I immediately shake my head, trying to dislodge it, and Feroce notices. “You don’t think he’ll be able to?” he asks.

“No! No, I wasn’t shaking my head to that. Just had one of my bangs poking me in the eye and was trying to shake it loose.” I say quickly. “I don’t know about Ridge… but if anyone can talk him into taking a better road, that’s probably you. You see the good in people when most of us don’t want to.” I look around, running my fingers through the sand and watching it trickle through my fingers. “Is this real? Like, from the outside, it looks like this ripply bubble, but in here, it feels like we’re really on the beach. The sand, the smell of saltwater, the heat from the fire… I can feel all of it.”

He shifts a little. “It’s real, yes. Real, within a certain area. I don’t do this very often because it’s kinda disruptive, especially in enclosed spaces. I just needed… I wanted a little bit of home, a little bit of nature. It helps calm me, get my thoughts in order.”

“What is it, though?” I ask, pinching some of the sand between my fingers. “How are you creating an entire beach inside a fusion core chamber?”

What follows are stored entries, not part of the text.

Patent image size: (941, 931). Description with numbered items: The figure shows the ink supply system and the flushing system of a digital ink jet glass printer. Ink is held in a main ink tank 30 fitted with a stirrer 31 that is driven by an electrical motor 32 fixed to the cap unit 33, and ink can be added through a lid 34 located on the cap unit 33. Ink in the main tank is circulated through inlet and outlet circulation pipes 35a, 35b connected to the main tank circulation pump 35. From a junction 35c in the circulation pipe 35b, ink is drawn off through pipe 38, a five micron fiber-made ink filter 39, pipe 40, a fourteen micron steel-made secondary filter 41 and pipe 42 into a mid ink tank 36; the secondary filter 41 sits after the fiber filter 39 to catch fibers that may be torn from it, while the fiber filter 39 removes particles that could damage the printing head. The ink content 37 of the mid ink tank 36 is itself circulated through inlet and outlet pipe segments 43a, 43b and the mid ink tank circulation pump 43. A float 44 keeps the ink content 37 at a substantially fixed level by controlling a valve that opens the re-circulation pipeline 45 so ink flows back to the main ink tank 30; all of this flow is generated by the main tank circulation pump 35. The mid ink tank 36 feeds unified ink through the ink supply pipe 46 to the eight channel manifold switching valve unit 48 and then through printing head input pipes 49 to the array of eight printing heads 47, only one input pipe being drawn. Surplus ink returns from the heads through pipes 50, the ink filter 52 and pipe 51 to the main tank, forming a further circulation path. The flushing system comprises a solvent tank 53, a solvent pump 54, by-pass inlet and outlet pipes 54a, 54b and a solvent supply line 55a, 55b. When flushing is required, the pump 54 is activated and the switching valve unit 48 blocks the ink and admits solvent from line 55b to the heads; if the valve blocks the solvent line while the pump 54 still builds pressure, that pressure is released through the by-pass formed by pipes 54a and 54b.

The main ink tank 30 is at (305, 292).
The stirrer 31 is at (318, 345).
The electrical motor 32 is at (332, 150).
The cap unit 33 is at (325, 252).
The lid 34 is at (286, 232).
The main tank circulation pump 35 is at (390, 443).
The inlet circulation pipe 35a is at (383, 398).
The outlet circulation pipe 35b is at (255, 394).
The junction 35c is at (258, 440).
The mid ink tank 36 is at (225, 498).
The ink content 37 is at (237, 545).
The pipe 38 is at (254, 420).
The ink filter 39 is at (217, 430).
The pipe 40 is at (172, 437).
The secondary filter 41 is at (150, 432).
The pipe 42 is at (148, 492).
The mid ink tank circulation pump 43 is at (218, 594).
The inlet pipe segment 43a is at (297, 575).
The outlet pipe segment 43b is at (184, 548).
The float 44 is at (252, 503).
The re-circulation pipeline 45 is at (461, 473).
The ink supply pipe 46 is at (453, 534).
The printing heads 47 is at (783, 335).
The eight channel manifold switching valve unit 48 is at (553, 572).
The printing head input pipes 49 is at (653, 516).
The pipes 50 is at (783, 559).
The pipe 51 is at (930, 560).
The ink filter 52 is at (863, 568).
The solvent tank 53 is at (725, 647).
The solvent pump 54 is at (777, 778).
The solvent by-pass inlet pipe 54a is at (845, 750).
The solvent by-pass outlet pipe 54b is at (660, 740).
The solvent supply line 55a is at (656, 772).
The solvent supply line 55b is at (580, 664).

He draws a deep breath. “Do you remember when we first visited the Inkspell, and we were talking about magic with Boaris?”

It clicks pretty quickly with that. “Wait, is this… Boaris mentioned something about reshaping reality, and you argued with him about it. Is that what this is?”

“More or less.”

“But how? I mean, it’s like you’ve created a completely new dimension that you can just step into. How do you even do something like that?”

“It’s hard to explain. The best way I can put it is… reality isn’t always rigid, or defined. You can use music to soften it up, so you can rearrange it, bend and weave it into a different shape, to fit what you want it to be. And it’ll keep that shape for as long as you’re willing to maintain it. In my case, for however long the song or playlist is.”

“So this’ll all disappear eventually?”

“Once it plays through to the end of this playlist, yeah. I could end it early though, if you want.”

“No, no, it’s good. This is nice… can we stay like this for a little while?”

“Yeah… of course we can, Starfreckle.”